The next morning, I was lying in bed and I had a little gas. When I got out of bed, there was a ball of mercury on the bed. A silver ball of mercury lying on the sheets. Very Christmasy.

Have you ever seen mercury out of a thermometer? It rolls and it breaks. Kids used to play with it until doctors found out it was toxic if it got in the bloodsteam. When I tried to pick up this ball of mercury, it split into a million little molecules of mercury, and then fell onto the shag rug on the floor. I was worried about being in the same room with it. I was worried about Sparkle. I called the gynecological oncologist. He started laughing because he couldn’t believe this had happened, and then he told me there was nothing to worry about. The next time I had a bowel movement, mercury came out in the toilet. It was so heavy it wouldn’t flush down. Then later, out came more mercury. I had gone to two different toilets in the house, so there was mercury in two toilets in the house, and there was mercury in the shag rug. Every time I tried to pick it up, it split into thousands of pieces. I was worried about Sparkle, so I called the poison control number.

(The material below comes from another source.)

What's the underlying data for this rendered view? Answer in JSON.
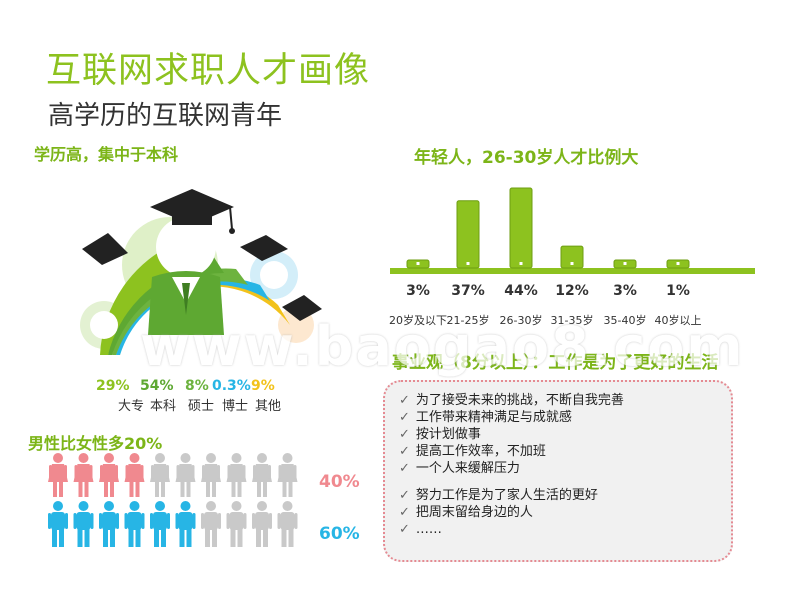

I said to the lady at the poison control center, “We broke a thermometer and it’s in the shag rug—is it dangerous?”

“No.”

“How can you pick it up?”

“Use Scotch tape,” she said.

Grace and I spent the next seven hours on the floor, trying to pick up the mercury in the shag rug. Every time I would go through the shag rug I would find more balls of mercury. I tried to get it into one big ball and then finally scoop it onto a piece of Scotch tape and take it to the toilet. Then, we couldn’t flush it down the toilet. It was too heavy. Finally Grace and I had to rig up this thing with a paper cup and scooper to scoop the mercury out of the toilet. It was lying right in the bottom of the toilet so we scooped it into the cup. But it would split and we would have to keep doing it again and again. Finally we got it and put it in the garbage bag and threw it away. Later, when I had another bowel movement, the rubber bag came out in my stool with little mercury balls in it. It was quintessential Roseanne Roseannadanna. A wise nurse at the hospital told me later, “Never let a gynecologist put anything in your nose.”